A deputada Tabata Amaral (PDT-SP), relatora do projeto na Câmara, diz que o veto soa como uma "piada de mal gosto". "Eu tenho muita dificuldade para apontar o que o MEC fez nesse último ano. O ministro [Milton Ribeiro] já se pronunciou várias vezes dizendo que não era papel dele coordenar os esforços na pandemia. E agora, depois de um ano, ele diz que vai 'começar' a pensar em um projeto?", diz.

A relatora afirma que o PL da Câmara tramitou por quase um ano, e, neste período, o MEC não apresentou medidas próprias.

Questionado pela reportagem sobre o prazo de implementação do citado Programa Brasil de Aprendizagem, o MEC não se posicionou até a publicação desta reportagem.
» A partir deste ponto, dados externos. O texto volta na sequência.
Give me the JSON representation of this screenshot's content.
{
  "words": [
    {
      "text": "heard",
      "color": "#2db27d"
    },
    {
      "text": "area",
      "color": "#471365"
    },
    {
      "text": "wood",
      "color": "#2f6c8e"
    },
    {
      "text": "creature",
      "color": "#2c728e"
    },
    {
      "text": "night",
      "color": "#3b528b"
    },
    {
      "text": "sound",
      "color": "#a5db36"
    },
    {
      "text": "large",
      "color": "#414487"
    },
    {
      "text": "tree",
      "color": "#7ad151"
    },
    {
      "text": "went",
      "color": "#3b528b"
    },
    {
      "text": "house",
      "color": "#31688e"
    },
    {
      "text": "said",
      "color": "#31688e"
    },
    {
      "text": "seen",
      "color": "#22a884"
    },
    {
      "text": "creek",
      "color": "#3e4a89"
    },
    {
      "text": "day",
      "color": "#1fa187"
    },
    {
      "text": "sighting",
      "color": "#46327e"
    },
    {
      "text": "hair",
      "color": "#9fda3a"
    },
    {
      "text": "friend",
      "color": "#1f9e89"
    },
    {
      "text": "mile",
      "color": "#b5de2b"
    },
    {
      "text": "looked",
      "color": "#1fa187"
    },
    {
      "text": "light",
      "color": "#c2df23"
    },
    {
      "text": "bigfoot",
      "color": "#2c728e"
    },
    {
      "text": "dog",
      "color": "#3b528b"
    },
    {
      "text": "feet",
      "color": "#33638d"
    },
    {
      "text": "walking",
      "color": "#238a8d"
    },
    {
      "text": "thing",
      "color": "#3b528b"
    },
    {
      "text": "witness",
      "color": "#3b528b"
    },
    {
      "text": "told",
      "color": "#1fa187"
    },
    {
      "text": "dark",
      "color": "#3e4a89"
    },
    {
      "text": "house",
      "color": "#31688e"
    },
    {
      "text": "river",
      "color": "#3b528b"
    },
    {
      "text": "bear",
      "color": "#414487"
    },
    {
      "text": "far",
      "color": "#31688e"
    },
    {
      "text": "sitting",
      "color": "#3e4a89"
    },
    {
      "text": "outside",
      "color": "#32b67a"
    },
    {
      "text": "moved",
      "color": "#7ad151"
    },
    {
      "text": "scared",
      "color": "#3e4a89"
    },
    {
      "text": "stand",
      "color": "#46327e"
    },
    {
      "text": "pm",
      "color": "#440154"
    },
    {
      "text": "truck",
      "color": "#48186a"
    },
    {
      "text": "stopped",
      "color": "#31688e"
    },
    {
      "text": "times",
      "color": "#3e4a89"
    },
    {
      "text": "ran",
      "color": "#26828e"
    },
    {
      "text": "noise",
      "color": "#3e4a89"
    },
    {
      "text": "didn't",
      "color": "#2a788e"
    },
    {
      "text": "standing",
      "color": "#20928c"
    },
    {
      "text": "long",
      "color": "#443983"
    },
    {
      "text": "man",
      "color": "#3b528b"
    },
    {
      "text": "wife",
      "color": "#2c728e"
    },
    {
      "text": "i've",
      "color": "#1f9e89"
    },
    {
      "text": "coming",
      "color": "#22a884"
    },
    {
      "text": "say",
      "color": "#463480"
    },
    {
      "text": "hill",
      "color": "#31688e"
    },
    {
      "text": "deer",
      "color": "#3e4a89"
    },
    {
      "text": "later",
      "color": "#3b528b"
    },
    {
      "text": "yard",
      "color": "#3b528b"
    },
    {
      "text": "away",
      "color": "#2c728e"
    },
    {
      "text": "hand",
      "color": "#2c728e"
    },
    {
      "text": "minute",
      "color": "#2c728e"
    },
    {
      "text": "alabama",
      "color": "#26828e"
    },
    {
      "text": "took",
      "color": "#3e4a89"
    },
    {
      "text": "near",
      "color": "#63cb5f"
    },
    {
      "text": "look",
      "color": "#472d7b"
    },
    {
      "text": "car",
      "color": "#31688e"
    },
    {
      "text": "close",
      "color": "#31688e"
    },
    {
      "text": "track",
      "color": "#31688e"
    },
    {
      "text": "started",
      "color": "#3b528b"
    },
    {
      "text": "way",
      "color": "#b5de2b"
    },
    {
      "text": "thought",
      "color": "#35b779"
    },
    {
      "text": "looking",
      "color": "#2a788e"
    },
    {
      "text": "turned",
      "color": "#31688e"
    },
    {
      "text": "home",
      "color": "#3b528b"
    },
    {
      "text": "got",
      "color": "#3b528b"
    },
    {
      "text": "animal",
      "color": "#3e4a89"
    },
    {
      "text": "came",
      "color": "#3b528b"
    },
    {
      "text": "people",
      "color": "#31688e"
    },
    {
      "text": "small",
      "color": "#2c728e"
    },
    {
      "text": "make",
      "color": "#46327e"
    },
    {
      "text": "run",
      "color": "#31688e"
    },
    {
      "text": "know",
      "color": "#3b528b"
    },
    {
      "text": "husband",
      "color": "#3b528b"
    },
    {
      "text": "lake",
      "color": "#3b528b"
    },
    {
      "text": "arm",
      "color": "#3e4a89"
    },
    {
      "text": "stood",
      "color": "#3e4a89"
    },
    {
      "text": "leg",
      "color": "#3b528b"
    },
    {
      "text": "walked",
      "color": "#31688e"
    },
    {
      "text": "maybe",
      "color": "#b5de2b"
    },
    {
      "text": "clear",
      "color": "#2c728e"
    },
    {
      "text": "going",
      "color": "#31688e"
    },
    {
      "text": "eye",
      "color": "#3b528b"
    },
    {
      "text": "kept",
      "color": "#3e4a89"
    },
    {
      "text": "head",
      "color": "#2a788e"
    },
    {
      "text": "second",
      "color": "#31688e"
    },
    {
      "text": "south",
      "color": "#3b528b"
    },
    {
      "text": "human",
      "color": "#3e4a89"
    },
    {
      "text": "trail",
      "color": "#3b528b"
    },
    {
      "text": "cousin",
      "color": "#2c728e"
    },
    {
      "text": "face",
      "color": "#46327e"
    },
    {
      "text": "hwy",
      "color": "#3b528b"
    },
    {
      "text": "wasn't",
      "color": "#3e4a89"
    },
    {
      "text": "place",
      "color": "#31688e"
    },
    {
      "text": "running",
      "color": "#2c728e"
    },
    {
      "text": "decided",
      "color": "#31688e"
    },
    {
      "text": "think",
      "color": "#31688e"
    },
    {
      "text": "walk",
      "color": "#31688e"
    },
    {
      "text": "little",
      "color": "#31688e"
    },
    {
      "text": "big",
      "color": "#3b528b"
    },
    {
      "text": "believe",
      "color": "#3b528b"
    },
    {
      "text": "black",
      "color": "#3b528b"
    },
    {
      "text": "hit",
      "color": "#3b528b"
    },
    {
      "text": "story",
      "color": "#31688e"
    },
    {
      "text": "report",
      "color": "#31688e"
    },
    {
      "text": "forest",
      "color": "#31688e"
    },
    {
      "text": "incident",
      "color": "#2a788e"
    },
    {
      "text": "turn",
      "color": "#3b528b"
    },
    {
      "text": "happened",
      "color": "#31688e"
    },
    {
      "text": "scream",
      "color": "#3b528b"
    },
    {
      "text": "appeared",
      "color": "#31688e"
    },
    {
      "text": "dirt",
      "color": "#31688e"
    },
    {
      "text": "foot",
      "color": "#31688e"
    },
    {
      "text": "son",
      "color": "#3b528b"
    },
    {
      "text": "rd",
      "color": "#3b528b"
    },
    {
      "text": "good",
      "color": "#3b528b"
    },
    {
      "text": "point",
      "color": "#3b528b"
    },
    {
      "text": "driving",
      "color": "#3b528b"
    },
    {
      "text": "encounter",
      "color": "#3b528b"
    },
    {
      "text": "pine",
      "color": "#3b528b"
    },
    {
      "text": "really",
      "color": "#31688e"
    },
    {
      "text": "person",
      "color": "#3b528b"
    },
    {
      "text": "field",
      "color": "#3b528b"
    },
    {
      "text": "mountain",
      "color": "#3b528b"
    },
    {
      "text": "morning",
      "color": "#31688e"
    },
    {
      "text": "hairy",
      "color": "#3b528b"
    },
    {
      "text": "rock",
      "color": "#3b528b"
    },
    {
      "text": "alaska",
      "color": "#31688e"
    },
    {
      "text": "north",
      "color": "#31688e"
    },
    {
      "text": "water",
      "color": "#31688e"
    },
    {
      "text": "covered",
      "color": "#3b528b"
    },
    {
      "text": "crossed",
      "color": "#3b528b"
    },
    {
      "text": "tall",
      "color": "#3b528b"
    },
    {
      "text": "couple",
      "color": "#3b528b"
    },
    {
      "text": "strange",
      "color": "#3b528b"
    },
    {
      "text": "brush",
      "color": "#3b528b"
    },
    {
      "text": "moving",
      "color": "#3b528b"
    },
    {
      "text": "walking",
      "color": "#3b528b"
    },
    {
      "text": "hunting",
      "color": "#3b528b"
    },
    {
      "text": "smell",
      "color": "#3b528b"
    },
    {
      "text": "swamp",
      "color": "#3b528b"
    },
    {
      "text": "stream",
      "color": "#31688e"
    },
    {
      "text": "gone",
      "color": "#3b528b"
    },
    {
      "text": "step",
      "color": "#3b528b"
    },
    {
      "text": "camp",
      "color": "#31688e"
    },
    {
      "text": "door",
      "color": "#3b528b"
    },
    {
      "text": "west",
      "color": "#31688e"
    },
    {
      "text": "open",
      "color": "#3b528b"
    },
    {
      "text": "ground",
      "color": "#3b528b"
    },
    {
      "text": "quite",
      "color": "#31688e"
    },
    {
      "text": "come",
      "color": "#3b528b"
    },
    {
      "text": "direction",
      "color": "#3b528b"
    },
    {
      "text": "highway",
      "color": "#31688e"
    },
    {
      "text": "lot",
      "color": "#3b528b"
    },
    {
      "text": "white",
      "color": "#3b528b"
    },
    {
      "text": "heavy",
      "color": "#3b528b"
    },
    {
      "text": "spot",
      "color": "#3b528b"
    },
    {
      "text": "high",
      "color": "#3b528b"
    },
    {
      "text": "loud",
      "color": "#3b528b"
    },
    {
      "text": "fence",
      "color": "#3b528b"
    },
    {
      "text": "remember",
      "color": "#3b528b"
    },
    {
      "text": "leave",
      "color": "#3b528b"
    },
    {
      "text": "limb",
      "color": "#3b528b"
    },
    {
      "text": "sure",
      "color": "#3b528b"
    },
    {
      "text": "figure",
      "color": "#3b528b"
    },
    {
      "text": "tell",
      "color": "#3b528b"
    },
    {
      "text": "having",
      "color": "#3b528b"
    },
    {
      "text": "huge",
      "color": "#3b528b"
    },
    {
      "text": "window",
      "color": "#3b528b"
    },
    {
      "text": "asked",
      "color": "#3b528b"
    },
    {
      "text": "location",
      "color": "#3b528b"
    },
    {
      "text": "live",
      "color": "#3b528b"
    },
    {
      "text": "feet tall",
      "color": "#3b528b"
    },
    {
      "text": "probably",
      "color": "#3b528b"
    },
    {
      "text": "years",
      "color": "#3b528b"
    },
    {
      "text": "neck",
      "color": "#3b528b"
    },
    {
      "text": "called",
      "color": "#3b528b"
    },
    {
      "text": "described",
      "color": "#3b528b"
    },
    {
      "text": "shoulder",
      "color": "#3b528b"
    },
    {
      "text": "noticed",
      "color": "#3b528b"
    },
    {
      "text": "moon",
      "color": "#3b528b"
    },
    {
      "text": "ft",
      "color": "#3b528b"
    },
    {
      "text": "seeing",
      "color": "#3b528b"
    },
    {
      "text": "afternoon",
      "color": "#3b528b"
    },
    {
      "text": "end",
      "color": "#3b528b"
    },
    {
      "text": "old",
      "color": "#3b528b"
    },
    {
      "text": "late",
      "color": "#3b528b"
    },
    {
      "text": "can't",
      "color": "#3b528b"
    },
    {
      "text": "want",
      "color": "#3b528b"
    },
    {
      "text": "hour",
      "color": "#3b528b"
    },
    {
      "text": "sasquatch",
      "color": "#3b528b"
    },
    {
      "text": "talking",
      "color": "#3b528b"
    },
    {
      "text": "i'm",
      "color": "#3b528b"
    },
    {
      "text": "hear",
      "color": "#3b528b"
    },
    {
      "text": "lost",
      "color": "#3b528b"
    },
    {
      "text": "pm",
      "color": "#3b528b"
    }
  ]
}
Em nota posterior, nesta segunda-feira, 22, a pasta esclareceu que o programa "está em fase de desenvolvimento" e que, "tão logo seja lançado, poderão ser esclarecidas dúvidas sobre sua abrangência e funcionamento". O MEC disse também que o objetivo do PL de levar internet aos alunos é "meritório", mas tem problemas para execução.

Prioridades questionadas

Além de um futuro projeto a ser criado pelo MEC, o governo aponta no veto que já há programas federais de conectividade, citando dois projetos de banda larga apresentados nas gestões Lula e Temer. Ambos, no entanto, têm como foco fornecimento de internet às escolas, num contexto pré-pandemia, mas não equacionam o cenário da quarentena, em que os alunos acessam as aulas em casa.

Nas redes sociais, críticos têm feito desde a sexta-feira comparações frequentes do veto com outras medidas recentes do governo, como o perdão à dívida de igrejas, na semana passada. A medida custará estimados 1,4 bilhão aos cofres públicos até 2024, o que pagaria todo o custo de internet aos alunos no PL (ou cerca de 40% do valor total do projeto, se incluídos os tablets, como mostra o gráfico abaixo).

Com outra medida recente, a isenção de impostos de importação para armas, o Executivo abriu mão de arrecadar montante que pode chegar a 1 bilhão de reais nos mesmos quatro anos.

Embora os projetos não sejam necessariamente comparáveis (o PL de internet seria pontual, válido somente para os próximos 12 meses), o simbolismo não pegou bem. Durante a pandemia, o MEC tem sido criticado pela ausência de iniciativas em meio à crise educacional.

O Consed, grupo dos dirigentes de educação estaduais, se reuniu neste mês com o ministro da Educação, Milton Ribeiro, antes do veto ao PL, para pedir soluções à conectividade dos alunos. Vitor de Angelo, que é presidente do Consed e secretário de Educação do Espírito Santo, diz ter sido bem recebido pelo ministro, mas classificou o veto à iniciativa do Congresso como "frustrante".

"O governo é rápido pra fazer muitas coisas, mas não tem a mesma celeridade e o mesmo empenho pra fazer outras, que não há dúvidas que são também extremamente importantes", diz. "Faltou sensibilidade para compreender a urgência."